I ran my fingers through my hair. I looked down at Susan. We had separately, and together, been evicted so many times, from apartments, from motel rooms, from other people's homes, that she just shrugged and looked at me as if to say “c'est la vie.”

 

“Fine. We'll be out by the end of the week.”

 

“I want you out tonight.”

 

“No way.”

 

Now it was Michael's turn to stand. He had a few inches on me, and meat on his bones.

 

“I want you both out tonight.”

 

“I just paid you rent for the week.”

 

“You'll get it back.”

 

“Now?”

 

“Not now. When I have it. Now fuck off. If you don't wanna leave, I'll come back with some mates and I'll chuck you out. You know that I ain't fucking around, right?”

 

I knew. I looked down at Susan. “Pack our shit up,” I told her. “I'm gonna go find us a place.” I left her there with Michael and Jack.
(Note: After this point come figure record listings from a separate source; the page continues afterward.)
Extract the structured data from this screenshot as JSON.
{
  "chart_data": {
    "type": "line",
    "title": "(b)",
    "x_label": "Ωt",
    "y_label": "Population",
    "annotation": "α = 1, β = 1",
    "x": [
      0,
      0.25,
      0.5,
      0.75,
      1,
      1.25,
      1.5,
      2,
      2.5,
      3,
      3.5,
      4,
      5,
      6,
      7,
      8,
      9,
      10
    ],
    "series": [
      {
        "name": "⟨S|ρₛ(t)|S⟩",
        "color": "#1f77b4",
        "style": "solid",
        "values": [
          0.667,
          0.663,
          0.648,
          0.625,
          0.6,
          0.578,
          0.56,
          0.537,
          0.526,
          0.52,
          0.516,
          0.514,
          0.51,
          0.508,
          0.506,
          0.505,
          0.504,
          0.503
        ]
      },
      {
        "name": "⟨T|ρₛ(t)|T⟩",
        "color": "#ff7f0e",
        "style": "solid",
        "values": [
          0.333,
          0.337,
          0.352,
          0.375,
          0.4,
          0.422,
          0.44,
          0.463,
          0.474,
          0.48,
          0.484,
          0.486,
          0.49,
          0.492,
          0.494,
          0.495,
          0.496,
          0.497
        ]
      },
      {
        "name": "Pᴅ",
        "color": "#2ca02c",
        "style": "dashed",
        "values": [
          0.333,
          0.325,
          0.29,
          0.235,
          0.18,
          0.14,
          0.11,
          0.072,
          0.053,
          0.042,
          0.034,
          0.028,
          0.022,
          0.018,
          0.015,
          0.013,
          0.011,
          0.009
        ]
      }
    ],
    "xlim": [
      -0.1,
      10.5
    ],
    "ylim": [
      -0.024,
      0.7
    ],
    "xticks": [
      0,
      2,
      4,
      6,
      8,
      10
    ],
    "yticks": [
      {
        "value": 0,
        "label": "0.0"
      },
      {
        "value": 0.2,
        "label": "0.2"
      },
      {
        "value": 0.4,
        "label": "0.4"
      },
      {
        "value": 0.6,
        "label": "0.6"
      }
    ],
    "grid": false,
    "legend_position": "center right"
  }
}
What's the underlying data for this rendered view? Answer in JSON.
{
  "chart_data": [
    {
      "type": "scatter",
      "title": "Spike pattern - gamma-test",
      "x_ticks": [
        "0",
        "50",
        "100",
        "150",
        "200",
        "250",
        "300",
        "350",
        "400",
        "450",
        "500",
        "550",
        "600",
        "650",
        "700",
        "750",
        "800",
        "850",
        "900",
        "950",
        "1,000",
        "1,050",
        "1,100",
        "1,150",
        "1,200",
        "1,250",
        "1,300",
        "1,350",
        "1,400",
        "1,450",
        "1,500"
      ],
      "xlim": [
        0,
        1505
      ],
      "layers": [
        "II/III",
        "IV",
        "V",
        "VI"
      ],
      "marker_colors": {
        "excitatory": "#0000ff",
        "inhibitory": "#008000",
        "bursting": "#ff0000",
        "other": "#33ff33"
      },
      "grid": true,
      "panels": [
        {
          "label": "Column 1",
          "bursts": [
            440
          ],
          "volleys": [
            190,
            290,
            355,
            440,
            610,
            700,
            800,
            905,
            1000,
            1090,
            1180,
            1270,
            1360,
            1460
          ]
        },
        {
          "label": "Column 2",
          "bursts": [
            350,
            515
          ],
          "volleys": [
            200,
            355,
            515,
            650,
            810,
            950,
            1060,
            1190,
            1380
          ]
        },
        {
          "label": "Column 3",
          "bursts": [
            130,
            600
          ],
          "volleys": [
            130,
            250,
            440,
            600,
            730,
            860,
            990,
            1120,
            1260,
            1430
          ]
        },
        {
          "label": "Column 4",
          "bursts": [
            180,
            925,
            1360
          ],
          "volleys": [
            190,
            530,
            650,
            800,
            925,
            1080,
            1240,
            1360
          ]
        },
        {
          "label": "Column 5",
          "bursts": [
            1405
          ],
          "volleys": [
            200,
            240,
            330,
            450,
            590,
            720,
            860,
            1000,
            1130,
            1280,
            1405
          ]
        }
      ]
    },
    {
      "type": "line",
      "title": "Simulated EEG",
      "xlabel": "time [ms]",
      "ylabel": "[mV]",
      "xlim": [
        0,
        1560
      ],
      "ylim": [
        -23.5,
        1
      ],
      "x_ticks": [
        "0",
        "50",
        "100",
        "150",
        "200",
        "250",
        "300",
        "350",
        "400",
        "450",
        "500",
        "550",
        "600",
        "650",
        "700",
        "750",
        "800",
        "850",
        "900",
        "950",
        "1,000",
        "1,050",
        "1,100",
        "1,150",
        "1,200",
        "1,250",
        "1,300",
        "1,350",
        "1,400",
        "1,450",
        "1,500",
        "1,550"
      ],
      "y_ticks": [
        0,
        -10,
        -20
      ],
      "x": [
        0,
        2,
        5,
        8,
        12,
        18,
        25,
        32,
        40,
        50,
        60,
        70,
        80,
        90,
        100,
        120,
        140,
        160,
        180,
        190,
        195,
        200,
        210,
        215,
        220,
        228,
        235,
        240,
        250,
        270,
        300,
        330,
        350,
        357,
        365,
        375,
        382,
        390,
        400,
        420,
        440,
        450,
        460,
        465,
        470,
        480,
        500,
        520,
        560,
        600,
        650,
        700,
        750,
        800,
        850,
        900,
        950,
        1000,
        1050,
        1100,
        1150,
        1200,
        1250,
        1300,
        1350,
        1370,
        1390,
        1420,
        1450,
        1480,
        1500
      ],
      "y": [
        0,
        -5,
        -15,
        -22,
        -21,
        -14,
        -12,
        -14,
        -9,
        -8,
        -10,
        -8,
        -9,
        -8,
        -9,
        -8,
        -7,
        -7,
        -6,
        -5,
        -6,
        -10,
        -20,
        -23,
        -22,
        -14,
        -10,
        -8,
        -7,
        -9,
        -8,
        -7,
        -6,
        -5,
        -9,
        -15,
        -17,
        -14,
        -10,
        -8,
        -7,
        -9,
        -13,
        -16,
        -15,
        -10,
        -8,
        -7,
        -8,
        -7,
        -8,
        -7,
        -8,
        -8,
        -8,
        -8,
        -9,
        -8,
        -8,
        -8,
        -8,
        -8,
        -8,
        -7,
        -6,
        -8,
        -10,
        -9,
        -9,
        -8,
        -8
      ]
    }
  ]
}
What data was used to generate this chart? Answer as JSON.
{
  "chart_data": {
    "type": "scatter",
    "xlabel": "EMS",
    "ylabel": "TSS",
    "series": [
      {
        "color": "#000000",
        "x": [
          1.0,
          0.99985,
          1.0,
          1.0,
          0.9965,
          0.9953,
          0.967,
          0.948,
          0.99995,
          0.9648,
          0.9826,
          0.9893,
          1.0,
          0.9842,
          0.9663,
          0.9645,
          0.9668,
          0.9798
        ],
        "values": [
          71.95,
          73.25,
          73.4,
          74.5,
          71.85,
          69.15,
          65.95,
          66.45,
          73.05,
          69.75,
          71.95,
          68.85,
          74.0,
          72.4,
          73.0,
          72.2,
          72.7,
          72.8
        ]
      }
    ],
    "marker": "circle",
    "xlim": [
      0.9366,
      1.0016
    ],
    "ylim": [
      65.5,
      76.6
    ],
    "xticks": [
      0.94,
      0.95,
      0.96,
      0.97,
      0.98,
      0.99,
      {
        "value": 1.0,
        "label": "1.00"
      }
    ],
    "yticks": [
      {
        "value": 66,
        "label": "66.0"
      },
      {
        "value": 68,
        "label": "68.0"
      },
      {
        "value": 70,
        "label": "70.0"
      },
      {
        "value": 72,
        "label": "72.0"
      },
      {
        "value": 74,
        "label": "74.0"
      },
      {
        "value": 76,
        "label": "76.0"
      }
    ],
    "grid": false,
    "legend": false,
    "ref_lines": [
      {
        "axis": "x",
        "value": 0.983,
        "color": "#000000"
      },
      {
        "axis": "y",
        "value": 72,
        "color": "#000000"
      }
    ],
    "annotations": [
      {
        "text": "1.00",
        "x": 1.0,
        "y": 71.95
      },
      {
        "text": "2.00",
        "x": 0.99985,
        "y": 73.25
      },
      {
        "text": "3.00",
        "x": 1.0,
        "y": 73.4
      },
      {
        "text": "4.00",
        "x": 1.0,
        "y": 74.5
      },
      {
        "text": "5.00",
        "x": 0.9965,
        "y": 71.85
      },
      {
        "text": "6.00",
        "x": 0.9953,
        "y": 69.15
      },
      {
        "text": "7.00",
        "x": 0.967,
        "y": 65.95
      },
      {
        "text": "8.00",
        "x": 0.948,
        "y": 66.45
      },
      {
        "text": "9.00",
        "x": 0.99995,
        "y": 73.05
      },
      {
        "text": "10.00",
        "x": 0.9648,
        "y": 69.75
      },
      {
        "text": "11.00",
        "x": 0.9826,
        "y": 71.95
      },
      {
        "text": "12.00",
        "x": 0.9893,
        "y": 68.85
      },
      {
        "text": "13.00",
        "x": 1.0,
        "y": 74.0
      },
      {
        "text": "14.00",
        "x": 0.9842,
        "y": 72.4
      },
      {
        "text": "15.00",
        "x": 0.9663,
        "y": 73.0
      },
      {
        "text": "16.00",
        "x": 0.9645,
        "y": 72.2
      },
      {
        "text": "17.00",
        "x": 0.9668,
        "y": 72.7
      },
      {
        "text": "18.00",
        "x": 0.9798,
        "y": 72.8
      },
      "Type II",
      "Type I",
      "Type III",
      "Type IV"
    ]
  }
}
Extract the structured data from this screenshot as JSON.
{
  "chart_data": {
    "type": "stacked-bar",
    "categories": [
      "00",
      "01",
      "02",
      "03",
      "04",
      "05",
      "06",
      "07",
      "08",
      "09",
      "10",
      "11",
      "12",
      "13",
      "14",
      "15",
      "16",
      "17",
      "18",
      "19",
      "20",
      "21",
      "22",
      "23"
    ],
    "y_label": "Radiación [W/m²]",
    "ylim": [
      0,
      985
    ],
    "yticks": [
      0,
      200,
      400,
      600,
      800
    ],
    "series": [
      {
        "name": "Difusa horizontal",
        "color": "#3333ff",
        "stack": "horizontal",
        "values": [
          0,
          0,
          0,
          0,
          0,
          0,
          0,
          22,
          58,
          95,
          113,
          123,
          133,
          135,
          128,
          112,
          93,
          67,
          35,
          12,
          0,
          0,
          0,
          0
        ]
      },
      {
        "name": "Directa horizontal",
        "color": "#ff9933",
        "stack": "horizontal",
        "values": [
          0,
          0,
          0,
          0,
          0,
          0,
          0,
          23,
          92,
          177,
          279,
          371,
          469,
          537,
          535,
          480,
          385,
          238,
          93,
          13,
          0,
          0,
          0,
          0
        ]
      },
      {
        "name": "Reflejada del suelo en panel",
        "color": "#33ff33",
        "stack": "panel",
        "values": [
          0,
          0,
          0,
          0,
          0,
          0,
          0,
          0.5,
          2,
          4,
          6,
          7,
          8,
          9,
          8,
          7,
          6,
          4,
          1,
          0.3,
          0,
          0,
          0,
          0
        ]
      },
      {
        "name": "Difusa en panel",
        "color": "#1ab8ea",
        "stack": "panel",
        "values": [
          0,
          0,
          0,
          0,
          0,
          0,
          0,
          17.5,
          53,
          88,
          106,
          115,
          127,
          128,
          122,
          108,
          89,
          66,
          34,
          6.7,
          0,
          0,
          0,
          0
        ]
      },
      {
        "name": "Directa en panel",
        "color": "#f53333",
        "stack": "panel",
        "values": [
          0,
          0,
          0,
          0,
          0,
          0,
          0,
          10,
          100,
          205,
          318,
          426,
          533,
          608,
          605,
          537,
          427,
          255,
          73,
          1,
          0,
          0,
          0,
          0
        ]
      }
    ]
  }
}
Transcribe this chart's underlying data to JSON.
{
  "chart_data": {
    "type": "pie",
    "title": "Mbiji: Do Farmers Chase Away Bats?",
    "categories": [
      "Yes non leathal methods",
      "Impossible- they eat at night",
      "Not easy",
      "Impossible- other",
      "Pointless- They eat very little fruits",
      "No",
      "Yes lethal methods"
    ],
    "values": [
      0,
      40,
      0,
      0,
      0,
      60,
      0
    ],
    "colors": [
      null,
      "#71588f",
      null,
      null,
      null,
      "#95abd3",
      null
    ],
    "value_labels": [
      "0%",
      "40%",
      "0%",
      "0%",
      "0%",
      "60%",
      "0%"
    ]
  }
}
I didn't want her coming with me. I didn't need to hear her fucking voice on top of the chatter in my own
head. I cursed and punched the elevator doors as it brought me down to the ground floor. Outside the rain was pissing down. The gutters were filling up with filthy water, and I was racking my brain about where to go. I remembered the hooker motels around Kings Cross and decided to hit there. Any motels that rent rooms by the hour had to be cheap.